More via the transcript:

American Special Forces can. Military people who’ve been trained can understand what the Pilgrims were — you and I can’t. We’ve never done anything like that first winter in the New World. They survived it. Spring finally came. They did meet the Indians, the Native Americans who were there, who did help them in planting corn and fishing for cod. They showed ’em where the beavers were so the beavers could be skinned for coats, other things. You animal rights people are not gonna like some of this story, but it happened.

But even at this, even with this degree of assistance from the Indians, the Native Americans, there wasn’t any prosperity yet. They had the Mayflower Compact. They had these laws they were living by, and there was no prosperity. And I wonder why. Now, this is important to understand here, folks, because this is where modern American history lessons end, with the Indians teaching the Pilgrims how to eat, how to fish, how to skin beavers, and all that.

That’s where it ends. And that’s the feel-good story. But that doesn’t even get close to the true story. You know, Thanksgiving is actually explained in some textbooks as a holiday for which the Pilgrims gave thanks to the Indians for saving their lives. It wasn’t that. That happened, but Thanksgiving was a devout expression of gratitude, the Pilgrims, to God for their survival, and everything that was a part of it.

Now, here’s the part that has been omitted. The original contract the Pilgrims entered into in Holland — they had sponsors. They didn’t have the money to do this trip on their own. They had sponsors. There were merchant sponsors in London and in Holland. And these merchant sponsors demanded that everything that the Pilgrims produced in the New World would go into a common store, a single bank, if you will. And that each member of the Pilgrim community was entitled to one share.

Limbaugh explained that “everybody had an equal share of whatever was in that bank.”

“All of the land they cleared, all of the houses they built belonged to that bank, to the community as well. And they were going to distribute it equally, because they were gonna be fair. So all of the land that they cleared and all the houses they built belonged to everybody. Belonged to the community. Belonged to the bank, belonged to the common store. Nobody owned anything. They just had an equal share in it. It was a commune,” he said, explaining that William Bradford “recognized that this wasn’t gonna work.”

“This was costly and destructive, and it just wasn’t working. It was collectivism. It was socialism. It wasn’t working. That first winner had taken a lot of lives. The manpower was greatly reduced. So William Bradford decided to take bold action” and “decided to scrub it.”

He continued:

He threw it out and took bold action. He assigned a plot of land to each family. Every family was given a plot of land. They could work it, manage it however they wanted to. If they just wanted to sit on it, get fat, dumb, happy, and lazy, they could. If they wanted to develop it, if they wanted to grow corn, whatever on it, they could. If they wanted to build on it, they could do that. If they wanted to turn it into a quasi-business, they could do whatever they wanted to do with it.
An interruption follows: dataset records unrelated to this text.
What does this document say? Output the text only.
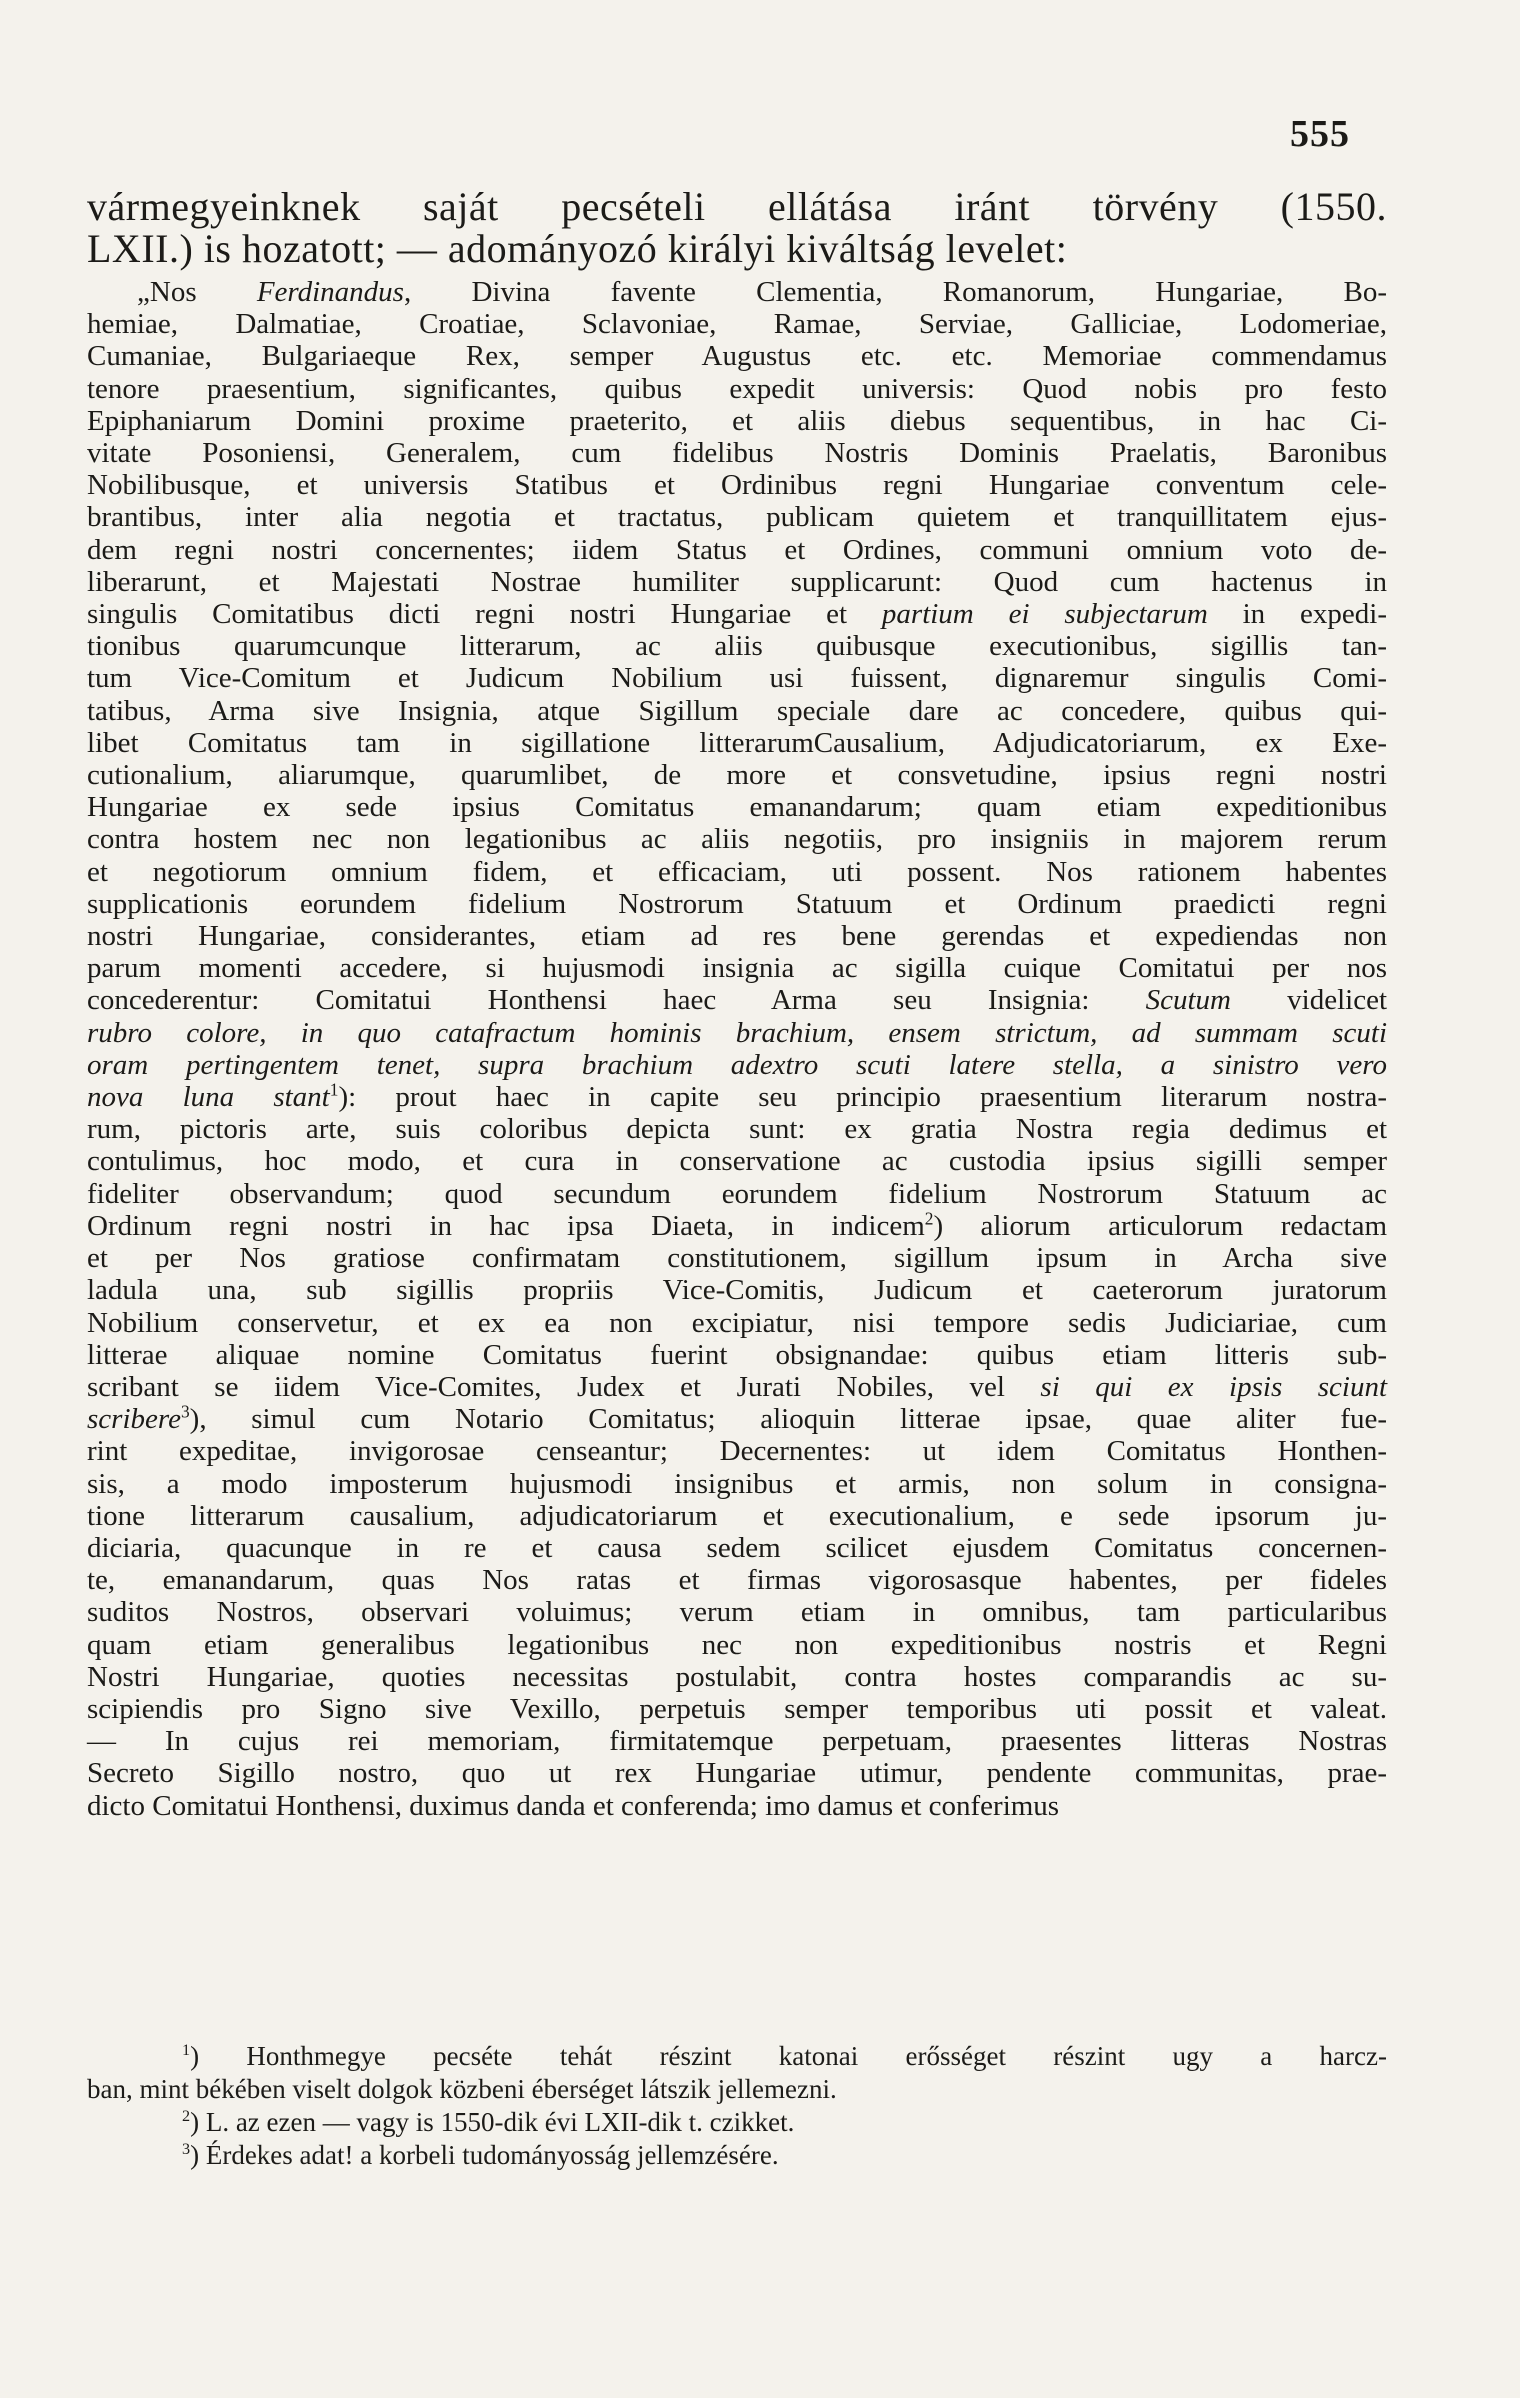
555
vármegyeinknek saját pecsételi ellátása iránt törvény (1550.
LXII.) is hozatott; — adományozó királyi kiváltság levelet:
„Nos Ferdinandus, Divina favente Clementia, Romanorum, Hungariae, Bo-
hemiae, Dalmatiae, Croatiae, Sclavoniae, Ramae, Serviae, Galliciae, Lodomeriae,
Cumaniae, Bulgariaeque Rex, semper Augustus etc. etc. Memoriae commendamus
tenore praesentium, significantes, quibus expedit universis: Quod nobis pro festo
Epiphaniarum Domini proxime praeterito, et aliis diebus sequentibus, in hac Ci-
vitate Posoniensi, Generalem, cum fidelibus Nostris Dominis Praelatis, Baronibus
Nobilibusque, et universis Statibus et Ordinibus regni Hungariae conventum cele-
brantibus, inter alia negotia et tractatus, publicam quietem et tranquillitatem ejus-
dem regni nostri concernentes; iidem Status et Ordines, communi omnium voto de-
liberarunt, et Majestati Nostrae humiliter supplicarunt: Quod cum hactenus in
singulis Comitatibus dicti regni nostri Hungariae et partium ei subjectarum in expedi-
tionibus quarumcunque litterarum, ac aliis quibusque executionibus, sigillis tan-
tum Vice-Comitum et Judicum Nobilium usi fuissent, dignaremur singulis Comi-
tatibus, Arma sive Insignia, atque Sigillum speciale dare ac concedere, quibus qui-
libet Comitatus tam in sigillatione litterarumCausalium, Adjudicatoriarum, ex Exe-
cutionalium, aliarumque, quarumlibet, de more et consvetudine, ipsius regni nostri
Hungariae ex sede ipsius Comitatus emanandarum; quam etiam expeditionibus
contra hostem nec non legationibus ac aliis negotiis, pro insigniis in majorem rerum
et negotiorum omnium fidem, et efficaciam, uti possent. Nos rationem habentes
supplicationis eorundem fidelium Nostrorum Statuum et Ordinum praedicti regni
nostri Hungariae, considerantes, etiam ad res bene gerendas et expediendas non
parum momenti accedere, si hujusmodi insignia ac sigilla cuique Comitatui per nos
concederentur: Comitatui Honthensi haec Arma seu Insignia: Scutum videlicet
rubro colore, in quo catafractum hominis brachium, ensem strictum, ad summam scuti
oram pertingentem tenet, supra brachium adextro scuti latere stella, a sinistro vero
nova luna stant$^1$): prout haec in capite seu principio praesentium literarum nostra-
rum, pictoris arte, suis coloribus depicta sunt: ex gratia Nostra regia dedimus et
contulimus, hoc modo, et cura in conservatione ac custodia ipsius sigilli semper
fideliter observandum; quod secundum eorundem fidelium Nostrorum Statuum ac
Ordinum regni nostri in hac ipsa Diaeta, in indicem$^2$) aliorum articulorum redactam
et per Nos gratiose confirmatam constitutionem, sigillum ipsum in Archa sive
ladula una, sub sigillis propriis Vice-Comitis, Judicum et caeterorum juratorum
Nobilium conservetur, et ex ea non excipiatur, nisi tempore sedis Judiciariae, cum
litterae aliquae nomine Comitatus fuerint obsignandae: quibus etiam litteris sub-
scribant se iidem Vice-Comites, Judex et Jurati Nobiles, vel si qui ex ipsis sciunt
scribere$^3$), simul cum Notario Comitatus; alioquin litterae ipsae, quae aliter fue-
rint expeditae, invigorosae censeantur; Decernentes: ut idem Comitatus Honthen-
sis, a modo imposterum hujusmodi insignibus et armis, non solum in consigna-
tione litterarum causalium, adjudicatoriarum et executionalium, e sede ipsorum ju-
diciaria, quacunque in re et causa sedem scilicet ejusdem Comitatus concernen-
te, emanandarum, quas Nos ratas et firmas vigorosasque habentes, per fideles
suditos Nostros, observari voluimus; verum etiam in omnibus, tam particularibus
quam etiam generalibus legationibus nec non expeditionibus nostris et Regni
Nostri Hungariae, quoties necessitas postulabit, contra hostes comparandis ac su-
scipiendis pro Signo sive Vexillo, perpetuis semper temporibus uti possit et valeat.
— In cujus rei memoriam, firmitatemque perpetuam, praesentes litteras Nostras
Secreto Sigillo nostro, quo ut rex Hungariae utimur, pendente communitas, prae-
dicto Comitatui Honthensi, duximus danda et conferenda; imo damus et conferimus
$^1$) Honthmegye pecséte tehát részint katonai erősséget részint ugy a harcz-
ban, mint békében viselt dolgok közbeni éberséget látszik jellemezni.
$^2$) L. az ezen — vagy is 1550-dik évi LXII-dik t. czikket.
$^3$) Érdekes adat! a korbeli tudományosság jellemzésére.
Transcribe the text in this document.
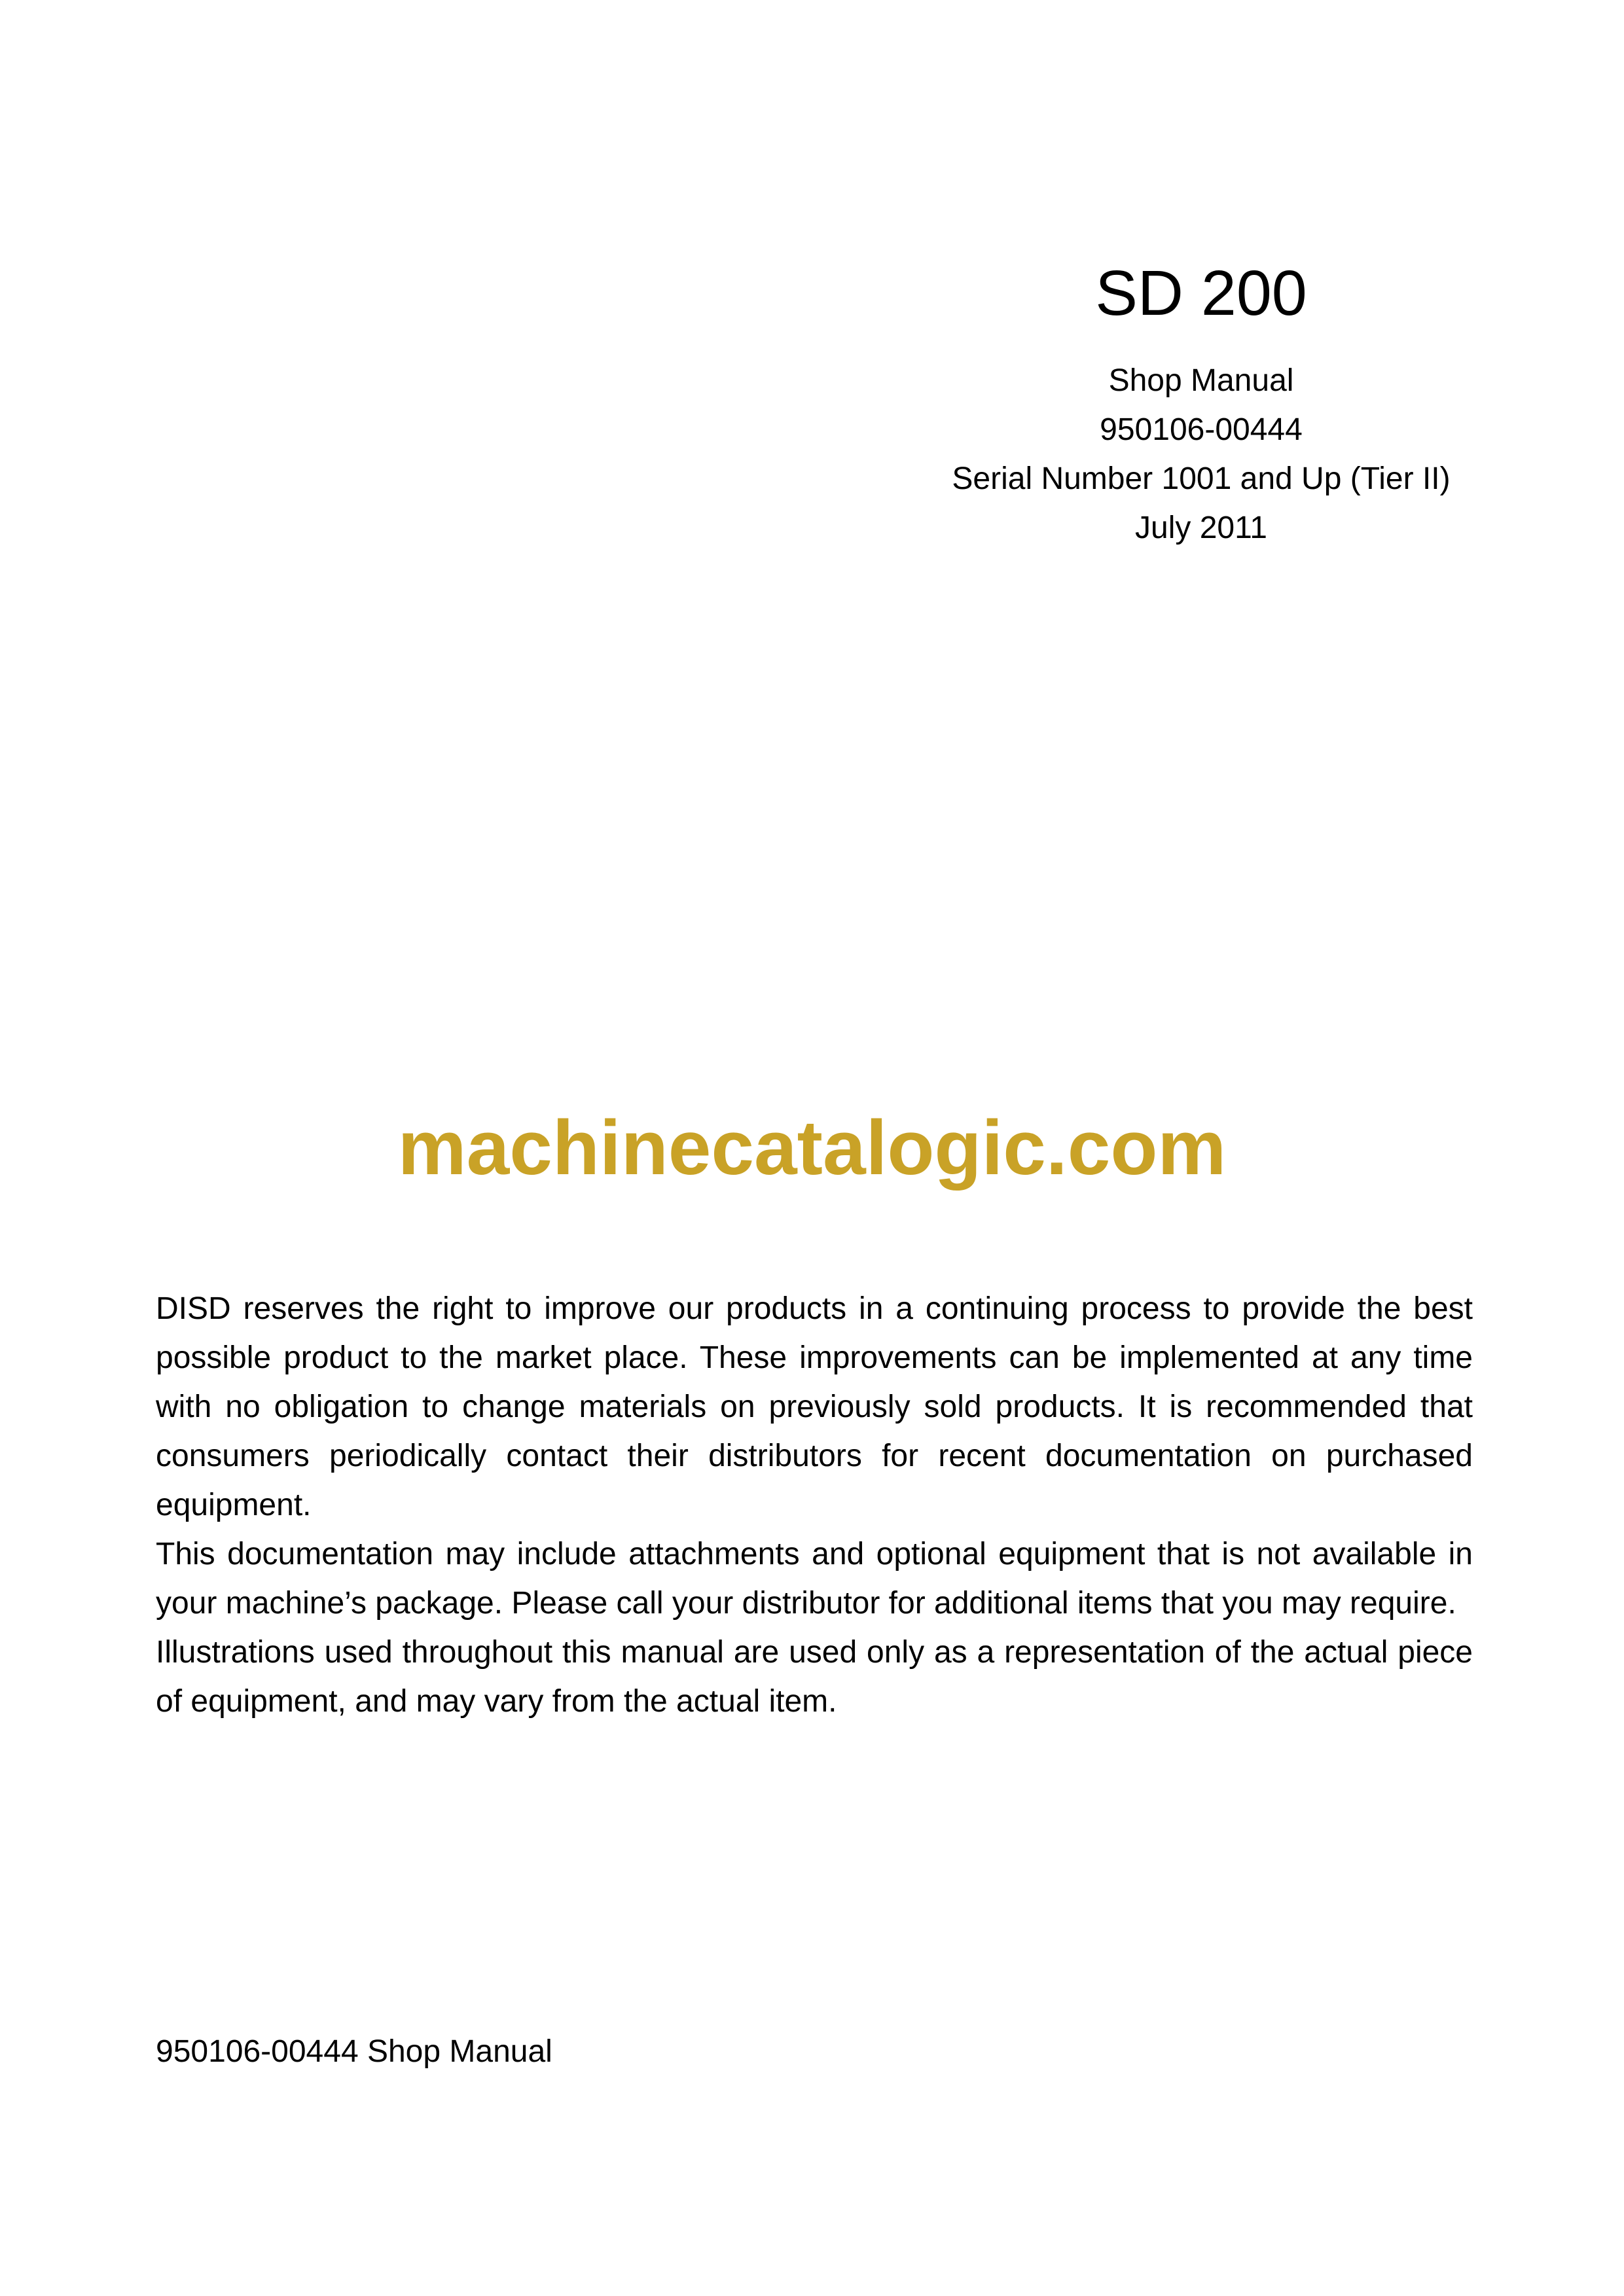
SD 200

Shop Manual

950106-00444

Serial Number 1001 and Up (Tier II)

July 2011

machinecatalogic.com

DISD reserves the right to improve our products in a continuing process to provide the best possible product to the market place. These improvements can be implemented at any time with no obligation to change materials on previously sold products. It is recommended that consumers periodically contact their distributors for recent documentation on purchased equipment.

This documentation may include attachments and optional equipment that is not available in your machine’s package. Please call your distributor for additional items that you may require.

Illustrations used throughout this manual are used only as a representation of the actual piece of equipment, and may vary from the actual item.

950106-00444 Shop Manual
He turned loose the power of the capitalist marketplace. Long before Karl Marx was even born. Long before Karl Marx was a sperm cell in his father’s dreams, the Pilgrims had discovered and experimented with what could only be described as socialism, and they found that it didn’t work. Now, it wasn’t called that then. But that’s exactly what it was. Everybody was given an equal share. You know what happened? Nobody did anything. There was no incentive. Nothing worked. Nothing happened.

Limbaugh said Pilgrims introduced capitalism, which was a game-changer for the settlers.

“And all it took was prosperity and the word spreading across the Atlantic Ocean of how there was prosperity and it was there for the taking. All you had to do was get there and give it a shot,” Limbaugh concluded.